3 — (…) 4 — (…) 5 — (…) 6 — (…) 7 — (…)»

Artigo 5.º Aditamento à Lei n.º 48/98, de 11 de Agosto

É aditado à Lei n.º 48/98, de 11 de Agosto, que estabelece as bases da política de ordenamento do território e de urbanismo, o artigo 15.º-A, com a seguinte redacção:

«Artigo 15.º-A Cativação de mais-valias

1 — Sempre que da acção de planeamento do território resultar alteração da classificação e qualificação dos solos, as mais-valias urbanísticas assim geradas revertem para o Estado quando ocorra uma transacção desses solos.
2 — Sempre que os instrumentos de gestão territorial prevejam modalidades de associação público-privada sujeita a mecanismos de perequação, o cálculo de encargos e benefícios incluem a avaliação das mais-valias simples resultantes da aprovação desses instrumentos, revertendo estas para o Estado.
3 — Todas as obras públicas de infra-estruturas e equipamentos que resultem em valorização de solos ou prédios situados no território envolvente dão lugar à cativação para o Estado de 50% das mais-valias urbanísticas deste modo produzidas.
4 — As receitas resultantes da cativação das mais-valias são cobradas pela administração fiscal e revertem na sua totalidade em favor do Fundo Social Municipal, sendo distribuídas pelos municípios nos termos da Lei de Finanças Locais.»

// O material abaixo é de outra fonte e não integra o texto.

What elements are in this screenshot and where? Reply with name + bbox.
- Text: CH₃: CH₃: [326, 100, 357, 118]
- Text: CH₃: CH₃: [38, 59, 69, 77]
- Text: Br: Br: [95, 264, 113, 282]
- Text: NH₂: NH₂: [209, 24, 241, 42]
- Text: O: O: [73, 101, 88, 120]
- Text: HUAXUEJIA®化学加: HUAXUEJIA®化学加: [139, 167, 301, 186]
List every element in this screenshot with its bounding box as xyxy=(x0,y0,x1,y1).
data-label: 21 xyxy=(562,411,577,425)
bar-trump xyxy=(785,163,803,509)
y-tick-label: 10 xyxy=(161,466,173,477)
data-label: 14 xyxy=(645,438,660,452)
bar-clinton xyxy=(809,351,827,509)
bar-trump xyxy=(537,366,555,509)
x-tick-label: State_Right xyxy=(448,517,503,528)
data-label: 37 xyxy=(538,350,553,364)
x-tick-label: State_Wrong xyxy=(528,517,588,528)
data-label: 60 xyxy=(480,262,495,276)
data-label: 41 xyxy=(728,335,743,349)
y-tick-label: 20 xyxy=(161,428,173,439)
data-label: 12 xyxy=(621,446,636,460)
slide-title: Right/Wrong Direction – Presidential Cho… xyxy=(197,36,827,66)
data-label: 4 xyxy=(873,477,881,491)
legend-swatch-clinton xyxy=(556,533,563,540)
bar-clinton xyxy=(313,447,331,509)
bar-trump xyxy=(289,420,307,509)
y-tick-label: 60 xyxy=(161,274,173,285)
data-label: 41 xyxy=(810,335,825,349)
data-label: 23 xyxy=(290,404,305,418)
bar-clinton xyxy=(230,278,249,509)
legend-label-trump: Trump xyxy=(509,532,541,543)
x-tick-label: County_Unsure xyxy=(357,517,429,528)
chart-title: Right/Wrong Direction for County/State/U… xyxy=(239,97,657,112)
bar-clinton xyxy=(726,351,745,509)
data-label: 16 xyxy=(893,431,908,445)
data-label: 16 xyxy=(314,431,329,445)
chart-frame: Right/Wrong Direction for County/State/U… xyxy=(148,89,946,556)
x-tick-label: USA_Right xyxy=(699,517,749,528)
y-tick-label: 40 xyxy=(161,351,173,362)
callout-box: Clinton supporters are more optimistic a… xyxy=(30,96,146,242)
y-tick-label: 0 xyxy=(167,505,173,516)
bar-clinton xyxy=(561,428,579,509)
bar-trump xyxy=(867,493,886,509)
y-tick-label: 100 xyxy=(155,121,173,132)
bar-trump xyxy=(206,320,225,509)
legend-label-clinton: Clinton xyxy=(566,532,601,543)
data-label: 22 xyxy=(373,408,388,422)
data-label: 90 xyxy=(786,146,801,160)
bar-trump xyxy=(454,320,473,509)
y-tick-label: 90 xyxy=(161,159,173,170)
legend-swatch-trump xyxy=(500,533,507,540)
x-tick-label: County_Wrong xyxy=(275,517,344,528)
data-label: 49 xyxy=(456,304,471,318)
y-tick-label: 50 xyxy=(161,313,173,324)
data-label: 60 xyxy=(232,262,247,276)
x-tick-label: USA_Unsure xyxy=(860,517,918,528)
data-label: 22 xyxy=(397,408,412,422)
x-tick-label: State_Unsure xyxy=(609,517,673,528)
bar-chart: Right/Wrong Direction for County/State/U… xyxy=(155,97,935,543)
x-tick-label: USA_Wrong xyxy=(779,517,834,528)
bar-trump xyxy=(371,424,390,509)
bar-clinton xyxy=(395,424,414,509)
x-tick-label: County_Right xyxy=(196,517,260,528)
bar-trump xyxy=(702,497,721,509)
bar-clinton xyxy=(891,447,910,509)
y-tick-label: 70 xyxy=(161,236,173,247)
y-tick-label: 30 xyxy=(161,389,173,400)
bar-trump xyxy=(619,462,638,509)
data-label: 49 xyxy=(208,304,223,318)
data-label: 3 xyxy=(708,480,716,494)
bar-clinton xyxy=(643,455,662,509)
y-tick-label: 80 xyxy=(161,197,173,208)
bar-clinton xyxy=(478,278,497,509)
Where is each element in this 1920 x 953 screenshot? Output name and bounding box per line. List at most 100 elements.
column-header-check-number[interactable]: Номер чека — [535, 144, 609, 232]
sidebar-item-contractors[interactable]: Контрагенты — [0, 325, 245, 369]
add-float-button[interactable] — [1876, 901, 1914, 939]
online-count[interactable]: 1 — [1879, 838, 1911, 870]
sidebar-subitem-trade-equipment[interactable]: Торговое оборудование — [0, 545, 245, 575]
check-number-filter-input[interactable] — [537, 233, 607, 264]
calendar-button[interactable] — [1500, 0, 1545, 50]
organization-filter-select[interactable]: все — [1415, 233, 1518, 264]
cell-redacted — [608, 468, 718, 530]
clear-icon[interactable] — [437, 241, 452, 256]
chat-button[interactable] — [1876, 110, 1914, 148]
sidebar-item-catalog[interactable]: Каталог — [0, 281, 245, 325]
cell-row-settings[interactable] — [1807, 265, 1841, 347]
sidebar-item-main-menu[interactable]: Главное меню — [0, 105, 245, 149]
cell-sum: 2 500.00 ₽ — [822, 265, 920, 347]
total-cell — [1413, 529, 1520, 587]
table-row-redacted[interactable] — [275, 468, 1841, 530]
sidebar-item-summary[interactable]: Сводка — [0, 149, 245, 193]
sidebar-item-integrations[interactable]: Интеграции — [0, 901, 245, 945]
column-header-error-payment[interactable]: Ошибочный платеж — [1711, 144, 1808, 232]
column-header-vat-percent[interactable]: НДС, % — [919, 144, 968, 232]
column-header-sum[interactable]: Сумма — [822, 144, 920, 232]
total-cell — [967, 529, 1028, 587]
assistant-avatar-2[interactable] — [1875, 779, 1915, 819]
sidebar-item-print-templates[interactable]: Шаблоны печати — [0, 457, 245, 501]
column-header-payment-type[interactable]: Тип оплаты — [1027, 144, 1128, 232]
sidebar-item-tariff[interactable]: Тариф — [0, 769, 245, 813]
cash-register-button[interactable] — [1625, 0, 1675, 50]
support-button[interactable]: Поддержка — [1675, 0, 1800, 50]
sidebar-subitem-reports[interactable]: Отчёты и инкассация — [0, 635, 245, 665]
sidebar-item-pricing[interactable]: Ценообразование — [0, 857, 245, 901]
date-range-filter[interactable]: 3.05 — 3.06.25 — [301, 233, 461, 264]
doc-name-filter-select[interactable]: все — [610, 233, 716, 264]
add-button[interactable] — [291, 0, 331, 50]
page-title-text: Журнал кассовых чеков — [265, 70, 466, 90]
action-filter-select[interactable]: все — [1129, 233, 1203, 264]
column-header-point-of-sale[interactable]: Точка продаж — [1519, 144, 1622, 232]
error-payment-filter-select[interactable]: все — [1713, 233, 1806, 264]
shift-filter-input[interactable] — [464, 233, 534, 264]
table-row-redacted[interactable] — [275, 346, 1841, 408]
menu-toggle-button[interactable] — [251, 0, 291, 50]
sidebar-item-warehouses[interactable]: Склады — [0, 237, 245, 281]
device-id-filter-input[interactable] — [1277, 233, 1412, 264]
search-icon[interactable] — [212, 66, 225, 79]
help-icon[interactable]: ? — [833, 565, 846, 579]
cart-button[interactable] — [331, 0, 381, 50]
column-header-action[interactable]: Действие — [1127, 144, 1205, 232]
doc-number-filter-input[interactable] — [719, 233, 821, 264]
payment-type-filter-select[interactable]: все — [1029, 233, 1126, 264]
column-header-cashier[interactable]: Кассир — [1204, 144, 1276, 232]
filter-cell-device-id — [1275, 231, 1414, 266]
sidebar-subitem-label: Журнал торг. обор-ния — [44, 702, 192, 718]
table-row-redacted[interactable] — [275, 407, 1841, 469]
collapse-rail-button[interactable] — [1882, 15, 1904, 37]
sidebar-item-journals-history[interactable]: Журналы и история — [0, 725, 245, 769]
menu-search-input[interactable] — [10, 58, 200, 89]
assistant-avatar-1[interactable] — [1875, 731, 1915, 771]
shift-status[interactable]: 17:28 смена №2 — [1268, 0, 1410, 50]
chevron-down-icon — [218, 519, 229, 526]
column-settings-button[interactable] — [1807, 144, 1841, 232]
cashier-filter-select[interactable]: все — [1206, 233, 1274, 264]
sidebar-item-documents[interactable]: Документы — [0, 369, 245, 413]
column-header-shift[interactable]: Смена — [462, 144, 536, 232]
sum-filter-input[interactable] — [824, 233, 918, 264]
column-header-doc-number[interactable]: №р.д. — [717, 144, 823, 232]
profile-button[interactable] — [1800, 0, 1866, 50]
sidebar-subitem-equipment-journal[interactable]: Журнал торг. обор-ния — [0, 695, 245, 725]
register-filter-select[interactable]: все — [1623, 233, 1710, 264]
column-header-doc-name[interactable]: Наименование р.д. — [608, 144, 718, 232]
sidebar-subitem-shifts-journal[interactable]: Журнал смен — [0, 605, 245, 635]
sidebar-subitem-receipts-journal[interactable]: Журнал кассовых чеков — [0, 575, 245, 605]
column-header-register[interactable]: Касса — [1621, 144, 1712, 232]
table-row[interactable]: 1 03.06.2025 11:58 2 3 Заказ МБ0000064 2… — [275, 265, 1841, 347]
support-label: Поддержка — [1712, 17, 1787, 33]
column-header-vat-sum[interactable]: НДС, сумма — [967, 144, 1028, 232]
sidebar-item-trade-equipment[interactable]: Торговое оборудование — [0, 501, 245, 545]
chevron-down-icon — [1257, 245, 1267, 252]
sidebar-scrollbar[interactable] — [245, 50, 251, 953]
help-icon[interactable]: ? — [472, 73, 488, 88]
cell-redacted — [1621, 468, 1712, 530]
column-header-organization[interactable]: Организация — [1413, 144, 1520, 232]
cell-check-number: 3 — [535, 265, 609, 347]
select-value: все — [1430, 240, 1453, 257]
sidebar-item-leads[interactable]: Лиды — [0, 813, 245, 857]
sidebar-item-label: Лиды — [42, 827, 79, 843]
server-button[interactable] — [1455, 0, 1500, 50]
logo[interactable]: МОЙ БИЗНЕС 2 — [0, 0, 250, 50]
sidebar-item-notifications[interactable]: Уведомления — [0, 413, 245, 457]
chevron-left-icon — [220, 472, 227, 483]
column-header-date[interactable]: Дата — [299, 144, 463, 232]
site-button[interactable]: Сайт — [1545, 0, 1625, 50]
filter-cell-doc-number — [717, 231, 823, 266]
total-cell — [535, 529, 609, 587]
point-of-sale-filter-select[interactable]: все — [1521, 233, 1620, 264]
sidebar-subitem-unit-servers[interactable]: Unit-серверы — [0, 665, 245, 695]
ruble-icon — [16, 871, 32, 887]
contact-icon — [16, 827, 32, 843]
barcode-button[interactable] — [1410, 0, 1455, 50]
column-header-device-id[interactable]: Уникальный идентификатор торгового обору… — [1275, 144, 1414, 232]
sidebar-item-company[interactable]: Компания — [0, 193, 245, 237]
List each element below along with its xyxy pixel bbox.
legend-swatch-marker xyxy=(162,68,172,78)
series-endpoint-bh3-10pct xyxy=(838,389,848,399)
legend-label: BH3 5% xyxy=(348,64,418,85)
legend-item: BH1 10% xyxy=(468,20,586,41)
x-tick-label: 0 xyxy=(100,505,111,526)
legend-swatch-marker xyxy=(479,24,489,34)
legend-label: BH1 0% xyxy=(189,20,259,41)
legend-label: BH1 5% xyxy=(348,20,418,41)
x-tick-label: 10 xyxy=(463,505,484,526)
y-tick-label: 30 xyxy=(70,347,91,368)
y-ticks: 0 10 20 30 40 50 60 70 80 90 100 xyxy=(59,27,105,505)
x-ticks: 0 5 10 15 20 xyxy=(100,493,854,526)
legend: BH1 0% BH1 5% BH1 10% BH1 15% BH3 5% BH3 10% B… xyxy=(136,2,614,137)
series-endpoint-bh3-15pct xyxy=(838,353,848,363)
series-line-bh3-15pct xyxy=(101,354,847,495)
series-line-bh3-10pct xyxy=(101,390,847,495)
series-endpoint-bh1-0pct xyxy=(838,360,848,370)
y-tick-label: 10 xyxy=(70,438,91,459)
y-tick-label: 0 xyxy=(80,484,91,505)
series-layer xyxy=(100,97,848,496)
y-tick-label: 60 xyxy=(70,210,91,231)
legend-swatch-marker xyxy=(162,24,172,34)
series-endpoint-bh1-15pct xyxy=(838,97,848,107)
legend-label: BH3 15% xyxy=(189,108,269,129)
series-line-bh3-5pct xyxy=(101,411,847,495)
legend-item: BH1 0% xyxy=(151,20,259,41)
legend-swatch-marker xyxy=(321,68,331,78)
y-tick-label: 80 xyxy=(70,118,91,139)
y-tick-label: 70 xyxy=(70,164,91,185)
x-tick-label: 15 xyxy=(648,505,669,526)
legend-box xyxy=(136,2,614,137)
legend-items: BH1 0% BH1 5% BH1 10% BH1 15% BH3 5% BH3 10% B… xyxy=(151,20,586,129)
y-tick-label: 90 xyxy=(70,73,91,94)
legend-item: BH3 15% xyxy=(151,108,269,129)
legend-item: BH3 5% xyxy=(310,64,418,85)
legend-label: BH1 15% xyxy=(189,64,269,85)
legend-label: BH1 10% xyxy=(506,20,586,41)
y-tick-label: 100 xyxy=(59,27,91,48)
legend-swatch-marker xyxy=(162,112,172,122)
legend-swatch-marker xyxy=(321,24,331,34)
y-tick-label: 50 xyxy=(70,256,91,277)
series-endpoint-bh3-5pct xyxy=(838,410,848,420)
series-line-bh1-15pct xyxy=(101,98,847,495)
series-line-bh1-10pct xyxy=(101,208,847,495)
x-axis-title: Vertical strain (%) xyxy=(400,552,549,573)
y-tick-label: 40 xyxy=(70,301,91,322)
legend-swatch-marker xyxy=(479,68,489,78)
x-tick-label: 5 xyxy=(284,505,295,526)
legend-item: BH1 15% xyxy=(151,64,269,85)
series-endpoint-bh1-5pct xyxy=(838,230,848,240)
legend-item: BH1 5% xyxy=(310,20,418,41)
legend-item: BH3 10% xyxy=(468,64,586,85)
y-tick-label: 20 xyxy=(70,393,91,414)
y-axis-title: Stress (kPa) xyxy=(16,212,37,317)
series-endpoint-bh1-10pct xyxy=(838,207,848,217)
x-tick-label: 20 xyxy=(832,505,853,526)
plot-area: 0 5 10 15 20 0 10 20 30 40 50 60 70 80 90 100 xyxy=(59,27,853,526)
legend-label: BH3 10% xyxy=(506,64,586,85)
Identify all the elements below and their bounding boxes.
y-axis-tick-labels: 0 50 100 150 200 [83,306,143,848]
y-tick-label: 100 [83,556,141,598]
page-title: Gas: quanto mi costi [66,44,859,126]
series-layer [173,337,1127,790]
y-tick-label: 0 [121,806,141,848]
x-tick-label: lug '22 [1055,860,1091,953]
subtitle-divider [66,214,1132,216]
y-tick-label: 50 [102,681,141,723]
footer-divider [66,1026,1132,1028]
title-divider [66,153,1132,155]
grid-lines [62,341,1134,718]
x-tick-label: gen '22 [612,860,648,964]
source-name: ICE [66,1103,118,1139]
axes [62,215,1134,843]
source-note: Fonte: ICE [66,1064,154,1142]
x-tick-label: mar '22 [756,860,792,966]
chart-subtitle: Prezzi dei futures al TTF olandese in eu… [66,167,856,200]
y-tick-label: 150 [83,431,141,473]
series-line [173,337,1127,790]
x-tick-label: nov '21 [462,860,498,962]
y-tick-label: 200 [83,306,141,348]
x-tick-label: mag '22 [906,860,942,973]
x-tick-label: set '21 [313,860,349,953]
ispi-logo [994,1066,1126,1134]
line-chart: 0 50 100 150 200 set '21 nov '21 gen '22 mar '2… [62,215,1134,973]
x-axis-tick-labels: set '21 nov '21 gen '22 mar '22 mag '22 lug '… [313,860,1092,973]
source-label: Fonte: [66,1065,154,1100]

Artigo 6.º Aditamento ao Decreto-Lei n.º 380/99, de 22 de Setembro

É aditado ao Decreto-Lei n.º 380/99, de 22 de Setembro, com as alterações introduzidas pelo Decreto-Lei n.º 53/200, de 7 de Abril, e pelo Decreto-Lei n.º 310/2003, de 10 de Dezembro, o artigo 143.º-A, com a seguinte redacção:

«Secção IV Das mais-valias

Artigo 143.º-A Reversão pública

1 — As mais-valias resultantes da alteração aos instrumentos de gestão territorial vinculativos, nomeadamente pela reclassificação do solo em urbano e pelo aumento dos índices de construção, são públicas e revertem para o Estado.
2 — São igualmente públicas e revertem para o Estado as mais-valias urbanísticas geradas por efeito de obras públicas ou investimentos públicos com impacto relevante, conforme estabelecido no n.º 3 do artigo 4.º da Lei n.º 83/95, de 31 de Agosto.